O balanço final da pandemia revelará que raros países vão sobreviver
ilesos. A China interromperá 20 anos de desenvolvimento. Para 2021 são
previstas perdas econômicas de 6,8%. As dificuldades dos Estados Unidos
não serão menores. A Europa empobreceu. Vejam-se Itália, Inglaterra,
Espanha, França. A proposta de Plano Marshall é além de idiota. Pedir
dinheiro ao exterior é ato criminoso, escreveu Napoleão Bonaparte
(Máximas e Pensamentos, Ed. Topbooks). Não será com dinheiro vertido de
fora que o Brasil se reconstruirá, mas graças ao esforço planejado e
incansável de trabalhadores e empresários, unidos pelo desejo de
reerguer o País. O descontrolado endividamento causou-nos imensos
prejuízos e demandou anos de sacrifícios para ser pago.
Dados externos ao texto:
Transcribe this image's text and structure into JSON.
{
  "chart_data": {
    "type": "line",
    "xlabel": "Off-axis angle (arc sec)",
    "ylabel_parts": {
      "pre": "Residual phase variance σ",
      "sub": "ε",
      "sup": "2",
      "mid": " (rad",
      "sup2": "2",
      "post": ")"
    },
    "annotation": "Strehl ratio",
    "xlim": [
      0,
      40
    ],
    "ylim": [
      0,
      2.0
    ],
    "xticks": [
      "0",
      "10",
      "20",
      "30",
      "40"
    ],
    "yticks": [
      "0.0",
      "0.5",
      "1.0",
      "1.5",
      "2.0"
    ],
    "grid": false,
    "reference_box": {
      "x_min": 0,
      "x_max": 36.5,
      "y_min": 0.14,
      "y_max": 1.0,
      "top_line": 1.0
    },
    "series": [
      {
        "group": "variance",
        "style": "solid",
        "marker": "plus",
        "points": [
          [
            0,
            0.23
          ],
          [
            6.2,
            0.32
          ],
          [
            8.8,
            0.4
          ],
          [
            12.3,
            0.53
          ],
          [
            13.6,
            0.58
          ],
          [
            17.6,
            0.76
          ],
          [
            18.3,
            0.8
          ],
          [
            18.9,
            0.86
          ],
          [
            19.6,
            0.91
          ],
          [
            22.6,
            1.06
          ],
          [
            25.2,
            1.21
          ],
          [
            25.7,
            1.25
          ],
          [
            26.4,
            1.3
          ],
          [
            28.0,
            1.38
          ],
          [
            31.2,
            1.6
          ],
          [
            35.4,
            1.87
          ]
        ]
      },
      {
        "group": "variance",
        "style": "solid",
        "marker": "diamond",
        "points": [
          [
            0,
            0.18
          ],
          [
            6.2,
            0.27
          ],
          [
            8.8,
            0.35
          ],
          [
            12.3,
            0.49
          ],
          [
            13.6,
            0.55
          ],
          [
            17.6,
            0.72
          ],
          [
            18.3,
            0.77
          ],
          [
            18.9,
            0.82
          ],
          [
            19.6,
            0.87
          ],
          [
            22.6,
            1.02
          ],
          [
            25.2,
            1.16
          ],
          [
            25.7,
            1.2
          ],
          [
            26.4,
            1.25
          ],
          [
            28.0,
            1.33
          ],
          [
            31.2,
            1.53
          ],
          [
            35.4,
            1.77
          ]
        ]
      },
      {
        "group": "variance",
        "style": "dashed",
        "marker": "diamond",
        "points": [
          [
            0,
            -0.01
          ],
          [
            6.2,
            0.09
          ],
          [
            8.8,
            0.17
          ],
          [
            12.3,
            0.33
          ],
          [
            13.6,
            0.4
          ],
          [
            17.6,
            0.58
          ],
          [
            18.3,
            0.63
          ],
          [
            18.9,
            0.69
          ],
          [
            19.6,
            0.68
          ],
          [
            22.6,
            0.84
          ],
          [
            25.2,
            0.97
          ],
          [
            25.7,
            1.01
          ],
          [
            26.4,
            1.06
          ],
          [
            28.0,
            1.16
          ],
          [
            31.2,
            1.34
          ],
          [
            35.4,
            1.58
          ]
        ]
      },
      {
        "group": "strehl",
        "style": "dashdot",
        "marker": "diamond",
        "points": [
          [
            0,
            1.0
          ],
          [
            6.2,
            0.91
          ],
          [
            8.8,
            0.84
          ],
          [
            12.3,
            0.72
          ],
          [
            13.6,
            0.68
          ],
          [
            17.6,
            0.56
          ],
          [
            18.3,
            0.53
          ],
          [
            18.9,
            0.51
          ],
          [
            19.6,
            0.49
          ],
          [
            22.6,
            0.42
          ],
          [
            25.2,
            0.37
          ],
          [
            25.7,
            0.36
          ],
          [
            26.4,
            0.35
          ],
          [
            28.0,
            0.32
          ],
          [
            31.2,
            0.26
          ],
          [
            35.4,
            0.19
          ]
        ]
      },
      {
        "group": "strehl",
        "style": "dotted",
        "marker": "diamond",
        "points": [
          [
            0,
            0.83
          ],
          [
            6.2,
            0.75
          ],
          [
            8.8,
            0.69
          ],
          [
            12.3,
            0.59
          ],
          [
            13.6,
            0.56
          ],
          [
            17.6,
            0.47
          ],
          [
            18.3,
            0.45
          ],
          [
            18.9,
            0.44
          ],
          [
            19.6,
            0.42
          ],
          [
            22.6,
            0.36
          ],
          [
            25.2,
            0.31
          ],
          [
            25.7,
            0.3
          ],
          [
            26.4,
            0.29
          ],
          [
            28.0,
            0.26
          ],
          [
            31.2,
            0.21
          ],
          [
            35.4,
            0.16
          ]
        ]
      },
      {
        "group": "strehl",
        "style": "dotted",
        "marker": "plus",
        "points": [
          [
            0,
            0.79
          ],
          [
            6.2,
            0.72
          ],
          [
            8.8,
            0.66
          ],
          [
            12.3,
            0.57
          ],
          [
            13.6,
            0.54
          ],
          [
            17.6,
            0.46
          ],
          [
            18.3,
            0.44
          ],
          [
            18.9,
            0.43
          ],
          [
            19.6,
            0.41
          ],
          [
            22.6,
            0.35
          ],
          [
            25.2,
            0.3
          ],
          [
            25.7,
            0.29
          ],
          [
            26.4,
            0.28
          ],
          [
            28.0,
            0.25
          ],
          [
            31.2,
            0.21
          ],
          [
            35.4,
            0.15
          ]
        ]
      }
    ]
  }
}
As perspectivas são desfavoráveis, mas a missão não é impossível.
Dependerá de quem assumir a liderança. O êxito não resultará de medidas
de força, mas da inteligência, perseverança, visão e capacidade de
coordenar esforços dos responsáveis pela reconstrução. Na exoneração do
ministro Sergio Moro, após a demissão do dr. Luiz Henrique Mandetta,
comprovou-se o que já se imaginava: o Poder Executivo federal tem à
frente imprevisível e impulsivo comandante. O que esperar de alguém
dotado de personalidade autoritária, praticante do monólogo e avesso ao
diálogo? De alguém incapaz de compreender que o dissenso é próprio da
democracia e que o consenso nasce do entendimento, não resulta de
imposição da caneta?
O presidente Jair Bolsonaro desperdiça a credibilidade adquirida na
campanha eleitoral. Despreza opiniões que não venham de seus apoiadores.
A promessa de implantação de novo modelo político é desmentida pelos
fatos. Não lhe será fácil recuperá-la.